Freakonomics guy Steven Levitt discusses a study that shows some positive correlation between the number of friends a person had in high school and his/her earnings later in life. He speculates on two possible causal mechanisms: 1) the same factors that make you popular in high school make you more competitive in the job market, and 2) high school friends can do you favors later in life that will earn you higher wages.
I tend to agree with the first point a little bit more. Not only do a person’s friend-making abilities usually correlate with their general social and networking skills, but acquiring lots of friends at an early age also helps build confidence.
On the other hand, there is another possible causal mechanism. The study connects the number of friends in high school with future earnings. Having met a variety of different people at Cornell, I have realized that people come from very different high-school backgrounds. Now, I won’t claim to have been “Mr. Popular” in high school, but I came from a school with 800 students in each graduating class, so I had at least 30-40 people that I considered “close friends.” Other people I’ve spoke to at Cornell had much smaller schools and much smaller social networks of friends. Perhaps school size is connected to population density, which is connected to market size, the real casual mechanism? Just some thoughts.
This study fails to take into account how [most] people [hopefully] “grow up” socially and emotionally after high school. Read this study again when you’re 25 (or older) and you’ll laugh at it, promise. People change so much throughout their lives, but it’s even more striking to note the change from the impressionable adolescent (who will do almost anything for “acceptance” in high school) to the self-actualized [tax-paying] adult.
However, I don’t mean to make a sweeping generalization here. Again, some people never grow up and some of us were fairly confident as teenagers and didn’t necessarily look to “the group” for our sense of self — which brings out another one of my gripes with sociology (and socialism) in that it removes individual agency from the discussion of causality, etc.
Bottom line: If high school represents the peak of anyone’s life and personal development and it’s all downhill from there, then I’m inclined to feel very, very sorry for them!
Ps. I’m curious — how is this related at all to the scope of topics usually represented on our blog? (Unless of course liberals are now using such statistics to justify bail-outs of middle-aged adults who didn’t *quite* make their varsity football team twenty years prior lol)
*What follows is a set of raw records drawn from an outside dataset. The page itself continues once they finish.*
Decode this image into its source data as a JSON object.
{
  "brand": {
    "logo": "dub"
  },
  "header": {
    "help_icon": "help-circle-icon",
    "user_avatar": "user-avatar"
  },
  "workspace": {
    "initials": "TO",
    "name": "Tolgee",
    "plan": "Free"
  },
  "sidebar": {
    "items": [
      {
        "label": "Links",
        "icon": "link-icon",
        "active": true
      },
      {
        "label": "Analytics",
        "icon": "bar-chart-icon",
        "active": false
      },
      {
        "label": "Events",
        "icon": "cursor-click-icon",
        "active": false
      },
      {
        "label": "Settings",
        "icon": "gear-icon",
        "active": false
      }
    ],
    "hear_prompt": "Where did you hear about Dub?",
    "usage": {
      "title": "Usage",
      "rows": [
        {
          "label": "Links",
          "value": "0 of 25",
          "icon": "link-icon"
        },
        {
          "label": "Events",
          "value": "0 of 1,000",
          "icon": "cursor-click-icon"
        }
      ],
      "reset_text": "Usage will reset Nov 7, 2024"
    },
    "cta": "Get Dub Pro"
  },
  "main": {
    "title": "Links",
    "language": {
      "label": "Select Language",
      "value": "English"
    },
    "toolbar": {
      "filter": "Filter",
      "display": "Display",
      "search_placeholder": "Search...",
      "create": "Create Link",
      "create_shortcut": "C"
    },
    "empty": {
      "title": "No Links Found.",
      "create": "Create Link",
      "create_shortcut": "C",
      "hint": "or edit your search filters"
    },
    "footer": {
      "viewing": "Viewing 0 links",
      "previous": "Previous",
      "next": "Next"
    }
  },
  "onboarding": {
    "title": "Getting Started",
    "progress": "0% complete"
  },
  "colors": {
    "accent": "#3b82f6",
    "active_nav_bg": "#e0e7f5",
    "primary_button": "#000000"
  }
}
Whether or not people “grow up” or change after high school does not change the fact that this study finds a significant correlation between the number of friends one had in school and earnings later in life. It’s not suggested in the article or in my subsequent comments that high school “represents the peak of anyone’s life and personal development.” It suggests that, perhaps, the same qualities that help people gain friends in high school also help people in the job market. I merely suggest another causal mechanism.
In terms of how this relates to the blog, this article/post discusses non-market applications of economic theory and how they can explain how qualities from the educational/academic setting (we are at a university, after all) translate into marketable job skills.
I was not suggesting that *you* personally said high school is the climax of one’s development…
However, the study itself is really by extension doing exactly that, suggesting that at the tender age of 17 or so, one’s future career is basically already in the bag if they happened to be “popular” (whatever that might entail at any given high school…)
I certainly do not dispute that good social skills in general can make a person more marketable — in both the career and relationship sense. I do, however, find fault with that kind of reductive rhetoric, especially since there are many wealthy, successful and now well-adjusted people who were the equivalent of social outcasts during their adolescence and probably just as many “popular” people who didn’t go as far in life. To be a bit of a devil’s advocate, maybe someone should study on how inflating a person’s ego prematurely can result in a lifetime of complacency (less wages?) or an utter breakdown when real life scenarios do not reaffirm their larger than average self-esteem?
I’m not sure that Levitt suggest that one’s career is basically “in the bag” at all: “They find that each extra close friend in high school is associated with earnings that are 2 percent higher later in life after controlling for other factors. While not a huge effect, it does suggest that either that a) the same factors that make you popular in high school help you in a job setting, or b) that high-school friends can do you favors later in life that will earn you higher wages.” Levitt even says that he is skeptical that the authors of the study could control for all relevant variables and that “it is likely that their estimates will overstate the importance of popularity.”
All: In the meritocratic society I work in, I find these social statistics atrocious! I have never had more than 15 close friends at once, and not all through school. Around 450 were in my class. But I am quite successful because of my hard work, and I get a decent amount of money and respect for it.